Shapiro, however, agreed that Iran’s stockpile and launching of missiles has appeared to decline. He suggested Iran will likely conduct reduced attacks moving forward, referencing Israeli claims that 70 to 75 percent of Iranian launchers have been eliminated. “If that’s true, the degradation of the launcher inventory is important, and that reduces the ability of the Iranians to fire as many missiles as they did in the early days of the war.”
“I think the likelihood is that they [Iran] will continue to fire at lower levels than they did in the early days of the war, both because of reduced capacity and in order to preserve their remaining capability, but be able to sustain some attack presence on any given day,” Shapiro added. “That’s the most likely trend, if the war continues — sustained fire at reduced levels from the early days.”
Both experts expressed that, while it is unlikely that the U.S. and Israel will completely deplete Iran’s missile arsenal, Washington and Jerusalem could still maintain a successful operation should Tehran’s capabilities be severely degraded.
“They [the U.S. and Israel] may not fully remove all Iranian capabilities and capacity in this war, but the amount of degradation they’ve done to Iran and the lost capabilities could leave it in a bad enough position that the regime no longer has the capacity to launch a massive effort,” Cicurel said. “It also puts the regime in a place where internal dynamics take over and that leads to internal regime collapse.
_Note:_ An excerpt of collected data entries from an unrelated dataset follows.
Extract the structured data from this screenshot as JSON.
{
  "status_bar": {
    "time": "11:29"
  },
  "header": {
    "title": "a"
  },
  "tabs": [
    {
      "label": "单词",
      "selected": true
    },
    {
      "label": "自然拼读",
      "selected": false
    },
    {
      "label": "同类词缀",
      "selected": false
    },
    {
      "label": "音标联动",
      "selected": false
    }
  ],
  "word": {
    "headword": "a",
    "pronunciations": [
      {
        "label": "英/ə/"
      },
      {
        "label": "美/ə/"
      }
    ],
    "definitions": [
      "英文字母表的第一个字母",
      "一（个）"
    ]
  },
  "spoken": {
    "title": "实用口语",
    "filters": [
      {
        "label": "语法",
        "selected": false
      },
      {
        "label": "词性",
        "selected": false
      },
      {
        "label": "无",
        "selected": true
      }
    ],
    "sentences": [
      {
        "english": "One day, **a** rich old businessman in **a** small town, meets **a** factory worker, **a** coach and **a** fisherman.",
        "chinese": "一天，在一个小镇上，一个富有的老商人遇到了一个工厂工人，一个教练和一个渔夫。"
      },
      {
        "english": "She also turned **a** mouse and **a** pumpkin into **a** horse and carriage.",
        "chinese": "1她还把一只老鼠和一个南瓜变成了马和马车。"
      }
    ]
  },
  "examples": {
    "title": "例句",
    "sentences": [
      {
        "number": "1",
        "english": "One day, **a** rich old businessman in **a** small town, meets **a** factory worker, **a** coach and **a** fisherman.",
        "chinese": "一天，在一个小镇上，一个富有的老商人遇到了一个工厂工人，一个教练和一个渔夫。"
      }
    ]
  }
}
I think that’s the main effort.”
Cicurel also said that while the U.S. and Israel were initially focusing their attacks on military sites and missile launchers, both partners have “shifted” to going after Iran’s stockpiles of missiles and production capabilities.
“I think part of the objective is to severely degrade their [Iran’s] ability over the long term so you don’t see a situation like after the 12-day war, where Israel severely degraded Iran’s missile stockpile and then it was quickly rebuilt back to pre-war levels when this current war started.”
Cicurel added that Iran has “very little capability to be rebuilding” its stockpiles during the ongoing conflict; however, he cautioned that Iran could be attempting to “seek Russian or Chinese support over the long term.”
“Ultimately, [the U.S. and Israel] have to contain the threat during the war and then reach a stable endpoint to the war … and then, when the fighting stops, you have to have a diplomatic strategy to put guardrails around any rebuild of the program,” Shapiro said. “I don’t think there is such a thing as removing the threat completely, but it has to be reduced and it has to be defeated.”